The Cystic Fibrosis Trust joins calls for better communication and protections for Immunosuppressed people

News - Adam Harley -

Why we are are calling on the Government to do more to support around half a million people who are immunocompromised or immunosuppressed.

With just over a week to go before restrictions are set to lift in England, we, as part of a coalition of 16 UK health charities, are calling on the Government to do more to support around half a million people who are immunocompromised or immunosuppressed, and so may be less protected by the Covid-19 vaccine.

YouGov data3 released today shows that over two thirds (68%) of UK adults are not aware that people who have certain health conditions, or who take specific medication, are not as protected by both doses of Covid-19 vaccine as effectively as the general public. The coalition of patient organisations are concerned that many immunocompromised or immunosuppressed people have not been informed that they may still be more vulnerable to Covid-19 post-vaccination, and awareness of this issue amongst employers and the general public is also low.

What will change on 19 July?

With the Government removing any legal requirements in relation to mask wearing, and urging people to exercise their own personal responsibility, the coalition is concerned that the public and immunocompromised will not be able to make informed choices about their behaviour. In order to exercise personal responsibility, people need to have all the relevant information regarding both their own risk level and the risks faced by other people who may not be protected through vaccination.

Now that the Government is advising that, as of 19 July, people no longer need to work from home and that decisions regarding working arrangements need to be agreed between employers and employees, there are also concerns that employers are not aware of the fact thousands of people could still be at higher risk due to having an existing health condition or receiving certain treatments.

What are the Coalition calling for?

  • Improved Government/NHS communications to patients, the wider public and employers about the potentially higher and continued risk Covid-19 poses to immunocompromised groups. This should include a clear roadmap for people who may not be well protected by the vaccine and who continue to be at risk from Covid-19.
  • Continued employment protection and access to workplace adjustments for immunocompromised people, including the duty to consider working from home wherever possible or flexibility in start and finish times so as to avoid peak-time travel, so no one is forced to choose between protecting their health and protecting their livelihood.
  • A commitment that research into Covid-19 booster vaccines, and the development of the planned booster programme more broadly, will specifically consider how best to deliver the maximum level of protection possible to immunocompromised or immunosuppressed people and that these groups are prioritised.
  • Investment in and access to alternative treatments which may prove more effective for immunocompromised groups.

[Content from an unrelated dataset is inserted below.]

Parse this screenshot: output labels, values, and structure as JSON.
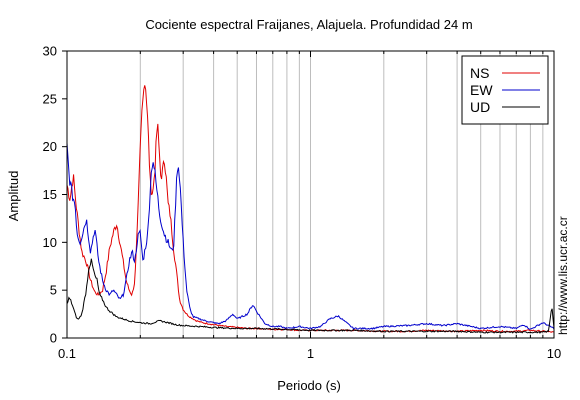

Speaking on behalf of the coalition, Fiona Loud, Policy Director at Kidney Care UK said: “We of course understand and share the desire to return to something close to normality again, but this cannot be at the expense of thousands of lives. The needs and safety of those at risk must be considered as a matter of urgency as the country lifts the measures which were providing some protection for them.”  

We need better communication so that those who may not be as well protected by the vaccine can make informed decisions about their own personal risk. Everyone needs to understand how they can continue to protect those that remain vulnerable; any one of those 500,000 people could be your mum, your brother, your colleague, or your best friend.”

David Ramsden, Chief Executive of the Cystic Fibrosis Trust said: “We have written to Sajid Javid and, with restrictions lifting, are calling on him to ensure Government guidance and communications reflect the additional risks for those who are clinically extremely vulnerable. It is vitally important that the general public, as much as possible, are aware of the continued risk from Covid-19 to the large number of Immunosuppressed people in the UK and that they are effectively supported.”